Alexander Geist_Aufmacher (Quelle: DDH)
„Obwohl es auf dem Areal tagelang noch weiterbrannte, ging die Arbeit schon am nächsten Tag weiter“, sagt Alexander Geist. Fotos: DDH (Quelle: DDH)

Porträts

17. January 2017 | Teilen auf:

Respekt macht glücklich

Am 12. Mai 2011 verbrannte fast der ganze Besitz der Firma Geist Bedachungen. Die meisten Mitarbeiter halfen die ganze Nacht – und kamen am nächsten Morgen wieder zur Arbeit. Kein Wunder, denn Alexander Geist und das 50 Mann-Team pflegen ein freundschaftliches Miteinander.

Im Büro von Alexander Geist liegt ein Bildband auf dem Schreibtisch. Zu sehen sind Fotos von der Brandkatastrophe. Nach einer vermutlichen Brandstiftung eines Mieters fraß sich das Feuer in Sekundenschnelle durch die Hallen und Gebäude des rund 5.500 m² großen Firmenkomplexes der Dachdeckerei aus Berwangen – und vernichtete die Hälfte. Die Aufnahmen sind beeindruckend – ein Mischung aus Grauen und Ästhetik, manchmal sogar Komik.

Verkohlte Fahrzeuge, kontaminierte Werkzeuge, undefinierbare Materialreste. Zum Beispiel eine Glühbirne, in der rasenden Hitze zu einem schmalen Stift geschmolzen. Ein Löschschlauch, der verzweifelt Wasser aus einem kleinen Swimmingpool saugt. Oder der fast verbrannte Aufkleber von der Telekom: „Wenn du nicht weiterweißt: 11833“. Die Bilder aus der Vogel-Perspektive kamen von einem befreundeten Hobby-Segelflieger, der nach der Katastrophe zufällig über das Areal flog. Durch die Rauchentwicklung wurde die A 6 gesperrt – und die ist einige Kilometer vom Tatort weg. Bauern stellten ihr Feld als Rettungsplatz zur Verfügung – „und ein Landwirt schleppte die Firmenfahrzeuge, gemeinsam mit einigen Bewohnern, aus dem Ort“.

Brandwand verminderte Schlimmeres

Stabil blieb eine wichtige Brandschutzmauer der Halle, in der Tanks, Gasflaschen und leicht entzündliche Baumaterialien lagerten. „Zum Glück sind einige Mitarbeiter von uns bei der freiwilligen Feuerwehr. Und die haben regelmäßig bei uns Übungen abgehalten. Die 200 Feuerwehrleute haben an diesem Tag Großartiges geleistet und zum Teil ihr Leben riskiert. Zum Beispiel zerbrach die Scheibe des Rettungsfahrzeugs, so dicht standen die Helfer bei der Brandwand in einer von 6 Hallen. Dennoch war der Schaden immens. Unser komplettes Archiv ist verbrannt“, so der Firmenchef.

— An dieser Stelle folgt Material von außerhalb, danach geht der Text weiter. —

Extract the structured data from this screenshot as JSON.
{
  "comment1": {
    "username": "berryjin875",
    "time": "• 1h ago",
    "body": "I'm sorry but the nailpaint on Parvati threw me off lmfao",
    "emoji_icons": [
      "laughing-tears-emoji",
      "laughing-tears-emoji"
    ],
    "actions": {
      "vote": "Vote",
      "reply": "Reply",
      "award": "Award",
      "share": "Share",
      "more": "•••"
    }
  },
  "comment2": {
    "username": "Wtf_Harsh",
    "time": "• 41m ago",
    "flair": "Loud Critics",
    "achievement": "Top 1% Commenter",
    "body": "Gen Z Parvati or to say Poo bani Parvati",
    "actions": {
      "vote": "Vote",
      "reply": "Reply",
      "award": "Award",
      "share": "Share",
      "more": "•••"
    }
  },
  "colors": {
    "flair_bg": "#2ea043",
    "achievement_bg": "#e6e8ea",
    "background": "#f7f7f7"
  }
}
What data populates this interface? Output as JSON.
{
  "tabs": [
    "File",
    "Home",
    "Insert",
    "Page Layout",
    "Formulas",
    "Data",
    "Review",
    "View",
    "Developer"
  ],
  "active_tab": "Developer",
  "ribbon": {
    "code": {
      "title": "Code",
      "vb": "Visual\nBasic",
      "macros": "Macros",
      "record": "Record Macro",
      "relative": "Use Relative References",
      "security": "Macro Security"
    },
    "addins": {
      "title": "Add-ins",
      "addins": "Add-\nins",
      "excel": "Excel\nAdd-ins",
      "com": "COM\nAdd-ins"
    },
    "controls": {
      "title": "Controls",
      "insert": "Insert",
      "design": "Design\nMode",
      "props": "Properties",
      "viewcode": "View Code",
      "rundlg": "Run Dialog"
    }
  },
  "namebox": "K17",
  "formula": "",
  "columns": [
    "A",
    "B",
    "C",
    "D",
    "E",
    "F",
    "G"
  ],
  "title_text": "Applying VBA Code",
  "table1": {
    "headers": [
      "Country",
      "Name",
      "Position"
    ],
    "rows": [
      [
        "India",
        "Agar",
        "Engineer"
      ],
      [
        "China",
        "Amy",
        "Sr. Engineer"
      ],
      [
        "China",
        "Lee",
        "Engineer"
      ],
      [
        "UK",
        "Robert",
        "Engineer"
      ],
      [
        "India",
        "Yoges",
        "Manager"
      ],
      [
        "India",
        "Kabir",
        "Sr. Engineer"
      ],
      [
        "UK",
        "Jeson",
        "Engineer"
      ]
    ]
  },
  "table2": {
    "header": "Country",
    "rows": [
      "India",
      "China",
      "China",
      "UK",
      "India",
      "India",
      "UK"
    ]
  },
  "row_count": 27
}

Zum Glück kam auch externe Hilfe schnell und unbürokratisch: Die Firma Förch lieferte über Nacht einen Übersee-Container mit Zubehör, denn das ganze Materiallager war verbrannt. „Existentiell war für uns natürlich, dass wir schnell wieder arbeiten konnten“. Es grenzt an ein Wunder, dass niemand ernsthaft verletzt wurde. Vermutlich war es Brandstiftung, die Sachlage ist beim Gericht noch immer anhängig. Die Aktenlage ist auf 4000 Seiten angewachsen, die vermutlichen Brandstifter hatten sich nach Gran Canaria abgesetzt. Die Versicherung zahlte, nach jahrelangem Rechtsstreit, nur die Hälfte der Schadenssumme.

Auf dem Firmengelände in Berwangen: Senior Dieter und Sohn Alexander leiten das Unternehmen mit rund 50 Mitarbeitern.

Dass die Mitarbeiter so selbstlos bei der Rettungsaktion beteiligt waren, ist für Geist keine Selbstverständlichkeit, aber überrascht hat es ihn auch nicht. „Wir legen Wert auf ein respektvolles Miteinander. Das ist mir wichtig. Ich möchte ein fairer Chef sein – der Umgang untereinander ist freundschaftlich, auf Augenhöhe. Meine Tür ist immer offen“. So verfährt er auch bei der Auswahl der Azubis. „Ganz wichtig ist mir das Elternhaus der Jungen, da schaue ich genau hin, bevor ich einen Lehrvertrag abschließe“. Ganz einverstanden ist Alexander Geist mit den Aktivitäten auf Landes- und Bundesebene in Sachen Nachwuchssuche nicht. „Auf örtlichen Veranstaltungen mit Skateboards Werbung für Dachdecker zu machen, passt für mich nicht zusammen“.